For the last eternity (read: about a month), I have been slogging away, attempting to finish Umberto Eco's Foucault's Pendulum. If you have never read this book before, I don't suggest that you do. I found it overly indulgent, disjointed, and uninteresting (it revolves primarily around the Knights Templar. Don't know who they are? Join the club). I've actually quit reading this book. This is something that I almost never do. The only time I quit reading books is actually when they are the above three things. I can actually deal with the first two, but the last one is really the kicker. I read Pynchon and David Foster Wallace, so the first two really aren't that much of a concern. The last book that I quit reading was The Obstacles by a Mexican named Urroz. Snorefest. But, I digress.

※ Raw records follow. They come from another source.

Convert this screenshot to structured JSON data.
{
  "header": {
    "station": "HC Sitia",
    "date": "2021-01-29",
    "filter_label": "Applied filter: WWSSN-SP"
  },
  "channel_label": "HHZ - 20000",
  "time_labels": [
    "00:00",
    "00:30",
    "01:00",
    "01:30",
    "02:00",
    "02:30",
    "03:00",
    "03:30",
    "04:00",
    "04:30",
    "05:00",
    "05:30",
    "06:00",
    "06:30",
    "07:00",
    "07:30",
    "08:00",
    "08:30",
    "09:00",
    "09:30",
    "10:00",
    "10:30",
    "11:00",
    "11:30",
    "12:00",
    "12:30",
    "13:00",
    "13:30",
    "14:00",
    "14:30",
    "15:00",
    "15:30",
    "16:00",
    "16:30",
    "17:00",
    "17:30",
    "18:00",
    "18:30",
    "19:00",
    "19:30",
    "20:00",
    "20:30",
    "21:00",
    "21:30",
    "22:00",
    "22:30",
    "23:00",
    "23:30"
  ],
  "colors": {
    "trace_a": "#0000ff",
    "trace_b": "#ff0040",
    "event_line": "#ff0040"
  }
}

A lot of people believe that Foucault's Pendulum is a master stroke, a perfect marriage of medieval research and psychological thriller. If you do not see the book in this way, you are obviously an idiot in the minds of these people. The last thing that I would call myself is an idiot. Slacker? Sure. Sketchy? Possibly, but those days are behind me. Idiot? No chance. I aim to keep the personal conceit in check, but this is a place where I can pretty much go apeshit. I actually understood the book. I just didn't like it. It wasn't holding my attention like a good book should, and I didn't feel invested in the characters. But, the fact that people look at me as if I'm an idiot because I don't like the book gets at my larger point.
Foucault's Pendulum is pretty much one of those books people read if they are either interested in the topic or trying to be super pretentious. There is a lot of good medieval research in the book. But, all of that research is obfuscated by the terrible prose of Eco. Wordy and overwrought, Eco's writing helps to slow the leaden pace of the book and make the already impenetrable topic incomprehensible as well. But, people will swear that it's a revolutionary book even if they didn't finish it or they didn't actually like it when they read it. They will do this because the book can be held up as a kind of calling card, a badge of intellectual supremacy even though speaking with half a brain about something other than sports and gossip will usually convince people of your intelligence as well.
As I am publishing this at 4 in the morning, I'm not really sure what the grander point of this all is. All I know is that I am angry at people thinking I'm dumb because I didn't like a dense, overwritten treatise with unengaging main characters and absurdist topics which were discredited before the book even began. I just needed to get my frustration with this book out into the open.